System Performance with respect to resilience
The ball represents the current state of the system, or the current configuration represented by the different states with same function and feedback, and is represented by system variables, e.g. the amounts of grass, trees, livestock, and people, un-employment, debt, production). The ball moves to its basin of attraction (solid black ball bottom of basin is the equilibrium state = attractor) but also move elsewhere via its trajectory due to inner dynamics. The trajectory caused by disturbance impacts the potential / performance of the system.
Within a basin of attraction the system configuration generates a certain theoretical potential/performance. From a resilience perspective the trajectory reaches maximum performance (100%) at the bottom of the basin which is considered equilibrium state.

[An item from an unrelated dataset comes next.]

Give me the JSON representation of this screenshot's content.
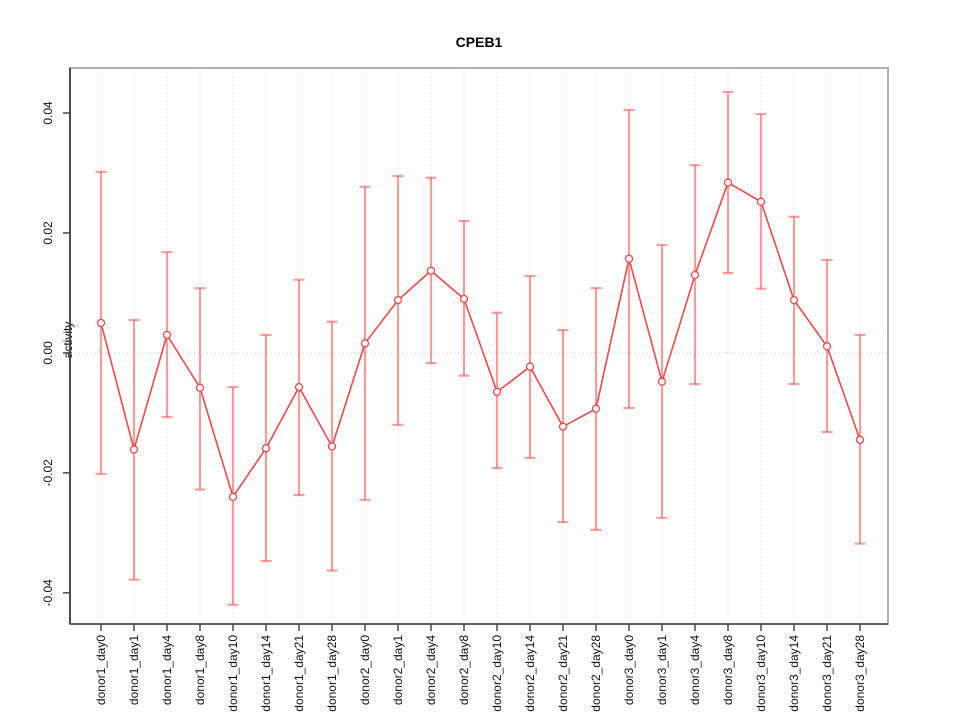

Once consideration of System Performance is based ratio between actuality (actual performance) and potentiality of the defined system configuration within the basin of attraction. Therefore all system with proper governance can achieve maximum potentiality.
Potentiality: This is what system should be doing within the boundaries of existing system state (same function, structure, identity, and feedback’s) by developing its existing resources and removing constraints or elevating constraints to maximize throughput , efficacy with respect to control and processes although still operating within the bounds of what is already known to be feasible.
Capability: This is what system should be doing (still right now) with existing resources, under existing constraints, if there is management focus to eliminate waste, increase output resulting in improvements in productivity and efficiency.
Actuality: present way of managing the system, with existing resources, under existing constraints and exiting governance framework.
From resilience perspective, there following considerations apply:
- Low internal efficacy in reaching potentiality impacts basin shape and may accelerate trajectory over tipping point to unfavorable basin while achieve high levels of potentiality will result in a more resilient basin which able to absorb disturbances
- Disturbances impact performance whereby its system state is represented by trajectory that either crosses tipping point/threshold or recovers to its performance potential. Rapidity combined with basin shape will depend on system recovery. The greater the resilience in a particular system the more it can resist large or prolonged disturbances. If resilience is low or weakened, then smaller or briefer disturbances can push the system into a different state whereby previous performance potential will not be recovered. Recovery of performance (return to previous regime) will require substantial resources.
Response and recovery of system performance has to be done within time frame that avoids reaching tipping point. Recovery should reverse trajectory towards its basin of attraction (equilibrium state or attractor) with effective governance and at the same time it may modify its basin of attraction due to system states changes. Disturbances are also fundamental to understand potential opportunities that allow system transformation to migrate to a more favorable regime (paradigm shift).